If you are loading these arrays from csv files, then using usecols to select which columns you load may be the easiest way to get two arrays that match in dtype.

But it is also possible to select a subset of fields from an existing array.

To illustrate:

In [1]: dt1 = np.dtype('U10,i,f')
In [2]: dt2 = np.dtype('U10,i,f,i,i')
In [3]: x = np.ones(2,dtype=dt1)
In [4]: y = np.zeros(2,dtype=dt2)
In [5]: x
Out[5]: 
array([('1', 1, 1.), ('1', 1, 1.)],
      dtype=[('f0', '<U10'), ('f1', '<i4'), ('f2', '<f4')])
In [6]: y
Out[6]: 
array([('', 0, 0., 0, 0), ('', 0, 0., 0, 0)],
      dtype=[('f0', '<U10'), ('f1', '<i4'), ('f2', '<f4'), ('f3', '<i4'), ('f4', '<i4')])

A subset of the the y fields:

In [7]: y[['f0','f1','f2']]
Out[7]: 
array([('', 0, 0.), ('', 0, 0.)],
      dtype={'names': ['f0', 'f1', 'f2'], 'formats': ['<U10', '<i4', '<f4'], 'offsets': [0, 40, 44], 'itemsize': 56})

There are some complications in this view, as evidenced by the offsets parameter in the new dtype. The structured arrays doc page discusses this. Sometimes it's necessary to make a copy using the recfunctions.repack function.

But it appears that the view is just fine when used in concatenate:

In [8]: np.concatenate((x,y[['f0','f1','f2']]))
Out[8]: 
array([('1', 1, 1.), ('1', 1, 1.), ('', 0, 0.), ('', 0, 0.)],
      dtype={'names': ['f0', 'f1', 'f2'], 'formats': ['<U10', '<i4', '<f4'], 'offsets': [0, 40, 44], 'itemsize': 56})

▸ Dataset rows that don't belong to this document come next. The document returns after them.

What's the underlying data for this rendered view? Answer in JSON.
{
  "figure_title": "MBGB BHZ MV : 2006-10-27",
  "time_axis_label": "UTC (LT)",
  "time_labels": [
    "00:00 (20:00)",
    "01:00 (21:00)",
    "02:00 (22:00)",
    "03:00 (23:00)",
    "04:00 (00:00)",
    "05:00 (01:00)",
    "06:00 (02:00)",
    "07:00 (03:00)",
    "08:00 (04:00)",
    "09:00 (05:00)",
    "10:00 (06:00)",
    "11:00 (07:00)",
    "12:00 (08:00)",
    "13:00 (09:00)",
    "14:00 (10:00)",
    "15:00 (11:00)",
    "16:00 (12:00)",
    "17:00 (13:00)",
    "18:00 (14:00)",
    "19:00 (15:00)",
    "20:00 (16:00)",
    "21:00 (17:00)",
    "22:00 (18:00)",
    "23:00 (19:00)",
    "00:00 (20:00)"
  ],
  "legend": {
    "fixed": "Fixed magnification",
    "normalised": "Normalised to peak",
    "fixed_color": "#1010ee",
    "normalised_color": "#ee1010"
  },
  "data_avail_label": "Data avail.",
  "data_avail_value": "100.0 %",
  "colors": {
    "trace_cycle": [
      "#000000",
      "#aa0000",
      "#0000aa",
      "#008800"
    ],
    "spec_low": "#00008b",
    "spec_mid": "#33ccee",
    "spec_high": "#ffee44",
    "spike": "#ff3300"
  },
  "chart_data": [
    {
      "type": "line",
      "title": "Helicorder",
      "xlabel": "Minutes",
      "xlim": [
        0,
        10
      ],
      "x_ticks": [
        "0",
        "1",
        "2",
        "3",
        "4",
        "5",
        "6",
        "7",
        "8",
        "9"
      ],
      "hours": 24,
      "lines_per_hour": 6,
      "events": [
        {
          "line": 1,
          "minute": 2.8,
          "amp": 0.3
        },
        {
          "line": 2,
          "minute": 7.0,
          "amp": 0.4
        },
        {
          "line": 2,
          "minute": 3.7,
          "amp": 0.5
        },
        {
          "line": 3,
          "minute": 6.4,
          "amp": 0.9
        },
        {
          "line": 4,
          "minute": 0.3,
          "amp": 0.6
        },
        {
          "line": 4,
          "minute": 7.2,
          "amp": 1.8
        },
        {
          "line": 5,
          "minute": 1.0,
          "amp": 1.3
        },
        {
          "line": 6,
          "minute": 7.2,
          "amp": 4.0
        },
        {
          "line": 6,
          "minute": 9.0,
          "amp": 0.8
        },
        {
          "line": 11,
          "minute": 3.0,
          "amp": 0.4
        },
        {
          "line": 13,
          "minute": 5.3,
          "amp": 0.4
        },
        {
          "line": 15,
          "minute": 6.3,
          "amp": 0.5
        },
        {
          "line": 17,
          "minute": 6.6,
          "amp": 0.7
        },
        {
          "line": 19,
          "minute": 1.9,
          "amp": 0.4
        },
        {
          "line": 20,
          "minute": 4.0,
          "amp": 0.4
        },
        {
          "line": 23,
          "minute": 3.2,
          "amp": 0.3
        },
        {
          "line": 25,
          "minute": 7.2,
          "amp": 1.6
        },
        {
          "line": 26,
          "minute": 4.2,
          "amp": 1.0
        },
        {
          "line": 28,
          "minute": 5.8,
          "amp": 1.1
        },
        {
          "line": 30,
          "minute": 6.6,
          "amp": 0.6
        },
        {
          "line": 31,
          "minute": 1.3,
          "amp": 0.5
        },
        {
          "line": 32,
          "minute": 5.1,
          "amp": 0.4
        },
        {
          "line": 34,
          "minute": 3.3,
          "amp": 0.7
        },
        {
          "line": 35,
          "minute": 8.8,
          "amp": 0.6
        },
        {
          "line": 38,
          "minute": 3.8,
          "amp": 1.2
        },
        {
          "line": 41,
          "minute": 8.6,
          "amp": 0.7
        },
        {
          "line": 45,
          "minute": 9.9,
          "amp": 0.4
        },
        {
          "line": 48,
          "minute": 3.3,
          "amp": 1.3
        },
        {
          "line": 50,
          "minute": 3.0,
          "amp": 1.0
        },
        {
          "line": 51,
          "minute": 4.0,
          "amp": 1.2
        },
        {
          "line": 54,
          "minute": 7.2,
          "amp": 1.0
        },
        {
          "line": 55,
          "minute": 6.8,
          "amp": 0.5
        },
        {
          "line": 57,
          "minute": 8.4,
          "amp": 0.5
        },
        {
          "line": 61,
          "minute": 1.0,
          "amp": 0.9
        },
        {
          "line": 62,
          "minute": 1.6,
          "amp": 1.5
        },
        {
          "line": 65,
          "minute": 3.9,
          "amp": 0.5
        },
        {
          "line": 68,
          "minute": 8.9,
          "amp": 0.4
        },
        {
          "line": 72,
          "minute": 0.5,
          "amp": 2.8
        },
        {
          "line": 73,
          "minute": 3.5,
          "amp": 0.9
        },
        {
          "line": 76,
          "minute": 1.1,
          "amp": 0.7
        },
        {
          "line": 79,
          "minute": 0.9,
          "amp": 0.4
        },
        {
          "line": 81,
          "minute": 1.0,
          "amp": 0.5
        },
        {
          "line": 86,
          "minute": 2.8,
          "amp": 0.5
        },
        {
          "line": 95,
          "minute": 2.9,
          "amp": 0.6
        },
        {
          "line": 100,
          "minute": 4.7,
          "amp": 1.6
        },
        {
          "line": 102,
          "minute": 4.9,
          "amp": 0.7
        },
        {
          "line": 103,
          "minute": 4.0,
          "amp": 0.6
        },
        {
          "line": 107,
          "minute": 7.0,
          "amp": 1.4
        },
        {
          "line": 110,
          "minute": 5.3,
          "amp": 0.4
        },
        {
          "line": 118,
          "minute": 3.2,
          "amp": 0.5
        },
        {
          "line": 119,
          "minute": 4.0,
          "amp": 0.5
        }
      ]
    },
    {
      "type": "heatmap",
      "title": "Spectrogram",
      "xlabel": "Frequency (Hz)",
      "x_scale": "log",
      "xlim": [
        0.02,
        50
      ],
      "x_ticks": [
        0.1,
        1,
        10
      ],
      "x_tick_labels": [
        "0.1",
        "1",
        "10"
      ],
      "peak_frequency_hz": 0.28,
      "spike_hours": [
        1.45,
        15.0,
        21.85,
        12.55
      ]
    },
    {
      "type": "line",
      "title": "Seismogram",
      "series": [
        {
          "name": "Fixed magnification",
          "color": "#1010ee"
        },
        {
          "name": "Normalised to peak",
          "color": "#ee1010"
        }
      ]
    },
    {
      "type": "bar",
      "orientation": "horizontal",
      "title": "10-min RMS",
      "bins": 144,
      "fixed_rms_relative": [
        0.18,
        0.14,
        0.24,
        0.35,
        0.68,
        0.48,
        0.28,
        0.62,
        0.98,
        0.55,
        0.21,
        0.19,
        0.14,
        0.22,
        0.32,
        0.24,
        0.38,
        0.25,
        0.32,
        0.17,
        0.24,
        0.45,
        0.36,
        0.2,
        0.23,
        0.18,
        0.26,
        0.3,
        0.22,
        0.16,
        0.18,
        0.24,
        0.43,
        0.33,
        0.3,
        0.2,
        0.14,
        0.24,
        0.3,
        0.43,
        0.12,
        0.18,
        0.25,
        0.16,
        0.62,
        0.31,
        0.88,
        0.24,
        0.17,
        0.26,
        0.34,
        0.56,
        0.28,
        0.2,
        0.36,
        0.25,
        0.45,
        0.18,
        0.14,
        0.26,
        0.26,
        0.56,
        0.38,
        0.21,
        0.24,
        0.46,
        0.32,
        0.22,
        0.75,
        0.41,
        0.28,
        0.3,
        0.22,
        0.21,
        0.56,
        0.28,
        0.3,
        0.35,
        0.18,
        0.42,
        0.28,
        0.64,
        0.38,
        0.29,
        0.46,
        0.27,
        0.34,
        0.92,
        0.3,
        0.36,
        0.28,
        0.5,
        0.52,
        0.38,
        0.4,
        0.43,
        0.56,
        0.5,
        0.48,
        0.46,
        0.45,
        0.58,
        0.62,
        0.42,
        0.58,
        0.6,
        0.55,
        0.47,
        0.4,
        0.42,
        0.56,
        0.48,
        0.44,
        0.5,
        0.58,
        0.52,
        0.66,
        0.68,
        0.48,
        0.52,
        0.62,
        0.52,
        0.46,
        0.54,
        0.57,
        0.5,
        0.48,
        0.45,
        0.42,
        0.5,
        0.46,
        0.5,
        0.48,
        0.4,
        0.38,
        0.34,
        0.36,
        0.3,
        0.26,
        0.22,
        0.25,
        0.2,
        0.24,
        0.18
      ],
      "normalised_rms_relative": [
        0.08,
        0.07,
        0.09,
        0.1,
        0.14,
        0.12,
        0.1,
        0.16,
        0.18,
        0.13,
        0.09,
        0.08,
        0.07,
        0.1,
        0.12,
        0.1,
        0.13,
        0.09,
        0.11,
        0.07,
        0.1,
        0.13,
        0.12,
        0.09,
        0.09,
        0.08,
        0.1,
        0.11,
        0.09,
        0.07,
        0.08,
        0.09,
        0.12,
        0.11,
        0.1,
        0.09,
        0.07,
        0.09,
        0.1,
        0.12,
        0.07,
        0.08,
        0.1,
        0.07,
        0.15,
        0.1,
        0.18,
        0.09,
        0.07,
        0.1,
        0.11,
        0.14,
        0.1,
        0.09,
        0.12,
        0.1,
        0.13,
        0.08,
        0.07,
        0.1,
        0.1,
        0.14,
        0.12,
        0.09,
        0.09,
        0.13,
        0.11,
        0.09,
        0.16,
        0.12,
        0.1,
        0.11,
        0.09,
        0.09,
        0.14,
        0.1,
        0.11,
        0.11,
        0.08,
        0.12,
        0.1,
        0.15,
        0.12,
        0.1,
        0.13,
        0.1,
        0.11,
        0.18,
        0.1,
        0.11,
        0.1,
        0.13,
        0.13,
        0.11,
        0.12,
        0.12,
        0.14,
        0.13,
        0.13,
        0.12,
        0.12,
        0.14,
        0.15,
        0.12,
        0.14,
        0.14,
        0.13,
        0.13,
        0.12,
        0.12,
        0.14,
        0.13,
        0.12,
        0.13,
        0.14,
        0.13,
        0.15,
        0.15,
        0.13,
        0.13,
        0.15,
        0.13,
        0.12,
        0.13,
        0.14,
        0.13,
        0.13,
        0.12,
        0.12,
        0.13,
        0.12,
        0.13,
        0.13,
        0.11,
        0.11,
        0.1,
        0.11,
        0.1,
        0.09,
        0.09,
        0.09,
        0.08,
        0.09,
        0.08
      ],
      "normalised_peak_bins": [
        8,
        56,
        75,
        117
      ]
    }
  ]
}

We could also get the indexing list from the other array's dtype:

In [9]: x.dtype.names
Out[9]: ('f0', 'f1', 'f2')

That's a tuple, which we need to convert to a list:

In [13]: np.concatenate((x,y[list(x.dtype.names)]))
Out[13]: 
array([('1', 1, 1.), ('1', 1, 1.), ('', 0, 0.), ('', 0, 0.)],
      dtype={'names': ['f0', 'f1', 'f2'], 'formats': ['<U10', '<i4', '<f4'], 'offsets': [0, 40, 44], 'itemsize': 56})

(often in Python lists and tuples are interchangeable, but in numpy indexing they are interpreted in different ways, so the distinction is important.)